L’Eglise catholique et romaine n’est pas du tout en première ligne dans la défense de la planète. Elle se contente de ce geste symbolique et de quelques discours très laconiques : « François a étendu le sens de la fraternité universelle à toute créature, même inanimée : soleil, lune, vent, terre, feu, qu’il appelait frères et sœurs, et auxquels il témoignait une respectueuse affection. (Lettre apostolique du 15 août 1982) » ; « Créées à l’image de Dieu, nous devons le rendre présent au milieu des créatures comme maîtres et gardiens intelligents et nobles de la nature et non comme exploiteurs et destructeurs sans scrupule (à Assise, le 12 mai 1983) » ; « Selon le Povorello d’Assise, la création, œuvre de la Providence divine, rend un précieux service à l’homme : elle lui parle du Créateur dont elle manifeste l’éternel dessein d’harmonie et de paix. C’est pour cela que la nature doit être respectée et conservée, afin qu’en établissant avec elle une relation saine et correcte, on soit amené à contempler le mystère de la grandeur et de l’amour de Dieu (25 octobre 1991). » Il n’y a là que mots creux sous-tendus par un féroce anthropocentrisme révélé entre autres par Jean Paul II lors du discours de Viterbe adressé à 5000 jeunes le 27 mai 1984 : « Le soleil et les étoiles, l’eau et l’air, les plantes et les animaux sont des dons de Dieu qui a ainsi rendu confortable et belle la demeure que, dans son amour, il a préparée pour l’homme sur la terre. »

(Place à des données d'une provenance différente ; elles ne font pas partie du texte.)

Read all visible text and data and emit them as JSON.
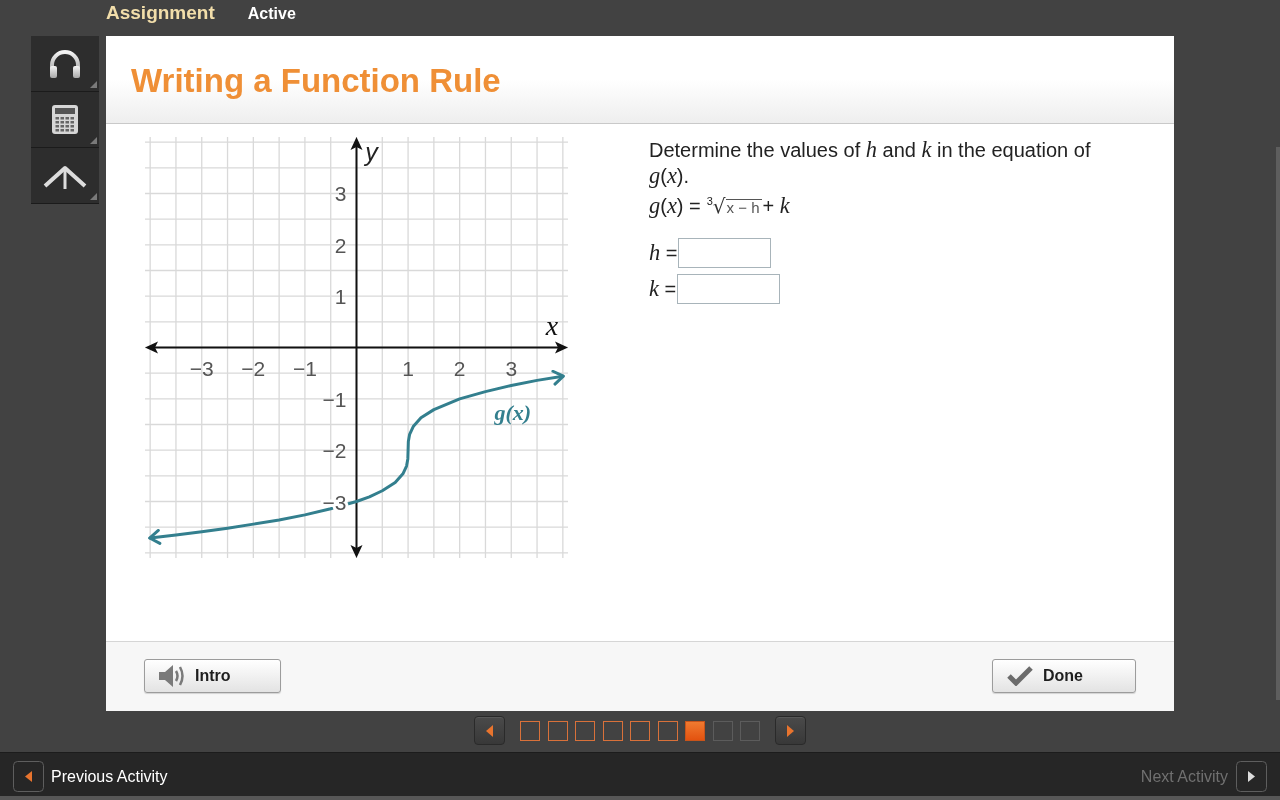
{
  "header": {
    "assignment_label": "Assignment",
    "status": "Active"
  },
  "lesson": {
    "title": "Writing a Function Rule"
  },
  "graph": {
    "chart_data": [
      {
        "type": "line",
        "xlabel": "x",
        "ylabel": "y",
        "xlim": [
          -4.1,
          4.1
        ],
        "ylim": [
          -4.1,
          4.1
        ],
        "xticks": [
          {
            "value": -3,
            "label": "−3"
          },
          {
            "value": -2,
            "label": "−2"
          },
          {
            "value": -1,
            "label": "−1"
          },
          1,
          2,
          3
        ],
        "yticks": [
          {
            "value": -3,
            "label": "−3"
          },
          {
            "value": -2,
            "label": "−2"
          },
          {
            "value": -1,
            "label": "−1"
          },
          1,
          2,
          3
        ],
        "grid": true,
        "series": [
          {
            "name": "g(x)",
            "color": "#337f8e",
            "x": [
              -4,
              -3.5,
              -3,
              -2.5,
              -2,
              -1.5,
              -1,
              -0.5,
              0,
              0.25,
              0.5,
              0.75,
              0.9,
              0.97,
              0.995,
              1,
              1.005,
              1.03,
              1.1,
              1.25,
              1.5,
              2,
              2.5,
              3,
              3.5,
              4
            ],
            "values": [
              -3.71,
              -3.65,
              -3.59,
              -3.52,
              -3.44,
              -3.36,
              -3.26,
              -3.14,
              -3,
              -2.91,
              -2.79,
              -2.63,
              -2.46,
              -2.31,
              -2.17,
              -2,
              -1.83,
              -1.69,
              -1.54,
              -1.37,
              -1.21,
              -1,
              -0.86,
              -0.74,
              -0.64,
              -0.56
            ]
          }
        ]
      }
    ]
  },
  "question": {
    "prompt": "Determine the values of *h* and *k* in the equation of *g*(*x*).",
    "equation": {
      "lhs": "*g*(*x*) =",
      "root_index": "3",
      "root_sign": "√",
      "radicand": "x − h",
      "tail": "+ *k*"
    },
    "answers": [
      {
        "label": "*h* ="
      },
      {
        "label": "*k* ="
      }
    ]
  },
  "footer": {
    "buttons": [
      {
        "kind": "intro",
        "label": "Intro"
      },
      {
        "kind": "done",
        "label": "Done"
      }
    ]
  },
  "pager": {
    "pages": [
      {
        "selected": false,
        "visited": true
      },
      {
        "selected": false,
        "visited": true
      },
      {
        "selected": false,
        "visited": true
      },
      {
        "selected": false,
        "visited": true
      },
      {
        "selected": false,
        "visited": true
      },
      {
        "selected": false,
        "visited": true
      },
      {
        "selected": true,
        "visited": true
      },
      {
        "selected": false,
        "visited": false
      },
      {
        "selected": false,
        "visited": false
      }
    ]
  },
  "activity_nav": [
    {
      "kind": "previous",
      "label": "Previous Activity",
      "disabled": false
    },
    {
      "kind": "next",
      "label": "Next Activity",
      "disabled": true
    }
  ]
}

Ce recours constant à une divinité abstraite et anthropocentrée nous empêche d’avoir un rapport plus direct avec la Biosphère ! Les religions du livre nous amènent dans une impasse, elle ne sont utiles ni pour notre présent, ni pour notre avenir. Saint François d’Assise n’est qu’un cache de l’impuissance totale de l’Eglise en matière d’harmonie avec ce qu’ils appellent la « création divine », une planète qu’on peut ressentir et aimer directement sans l’aide d’un intermédiaire fantasmé. Pour combattre le capitalisme, il est illusoire de conquérir la propriété du capital, il suffit de renforcer nos dispositions intimes qui lui sont le moins favorable : l’altruisme et le sens du partage, la tempérance et la sobriété, la non possession. Que ce soit dans la religion ou en dehors de la religion, quand le chemin est le même, vous allez dans la bonne direction.